KHOST/AFGHANISTAN: A bomb ripped through a military vehicle in eastern Afghanistan on Saturday, killing an Afghan journalist and injuring three military personnel, an intelligence official said.   

The journalist had been standing on a road in eastern Khost province when a remotely detonated bomb exploded near a military vehicle, he said.   

The blast wounded three other people, including the son of a commander of a militia unit helping security forces track down Taliban militants, Khost's intelligence director Sadeq Tarakhil told reporters.   

"One journalist who was standing nearby was killed, three others were injured - (commander Khyal Baz) Sherzai's son was among them," he said.

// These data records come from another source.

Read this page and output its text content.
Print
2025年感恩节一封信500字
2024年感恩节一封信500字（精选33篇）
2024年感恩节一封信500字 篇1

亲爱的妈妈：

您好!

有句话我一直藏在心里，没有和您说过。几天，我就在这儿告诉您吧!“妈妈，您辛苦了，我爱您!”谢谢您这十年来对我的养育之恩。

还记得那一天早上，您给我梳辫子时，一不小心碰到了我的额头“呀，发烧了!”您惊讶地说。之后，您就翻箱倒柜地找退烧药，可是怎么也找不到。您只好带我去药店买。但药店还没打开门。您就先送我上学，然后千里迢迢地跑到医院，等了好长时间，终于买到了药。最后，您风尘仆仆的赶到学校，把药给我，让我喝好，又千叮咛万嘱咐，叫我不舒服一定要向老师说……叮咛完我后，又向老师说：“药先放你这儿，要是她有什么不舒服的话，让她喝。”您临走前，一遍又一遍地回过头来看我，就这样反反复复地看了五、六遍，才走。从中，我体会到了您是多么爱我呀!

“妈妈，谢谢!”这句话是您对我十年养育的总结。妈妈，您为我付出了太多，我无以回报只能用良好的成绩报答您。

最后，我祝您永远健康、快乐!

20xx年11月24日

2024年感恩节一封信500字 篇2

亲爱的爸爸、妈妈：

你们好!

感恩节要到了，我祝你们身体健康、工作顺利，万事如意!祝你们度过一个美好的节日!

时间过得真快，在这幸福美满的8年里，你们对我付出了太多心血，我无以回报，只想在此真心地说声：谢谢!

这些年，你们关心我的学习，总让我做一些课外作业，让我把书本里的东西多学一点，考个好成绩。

The journalist, identified only as Maiwand, worked for a local radio station called Da Solah Pigham (The Message of Peace). Authorities blamed the attack on the "enemies of Afghanistan's stability," a term often used to refer to militants loyal to the Taliban regime ousted in 2001 and who are trying to topple the new government.   

Sherzai confirmed the bombing in Do Saraka district, just outside the provincial capital Khost, but did not say who might have been behind it.   

"They attacked my car - perhaps I was the target," he said. He had not been in the vehicle at the time.   

Sherzai commands one of the several American-funded militia units that are helping Afghan security forces and a nearly 20,000-strong US-led coalition force hunt down Taliban insurgents and their allies in southern and eastern Afghanistan.   

The Taliban, who gained control of most of Afghanistan in 1996 after years of civil war, were removed from power in a US-led campaign launched after they did not hand over their ally Osama bin Laden, suspected mastermind of the September 11, 2001 attacks on the United States.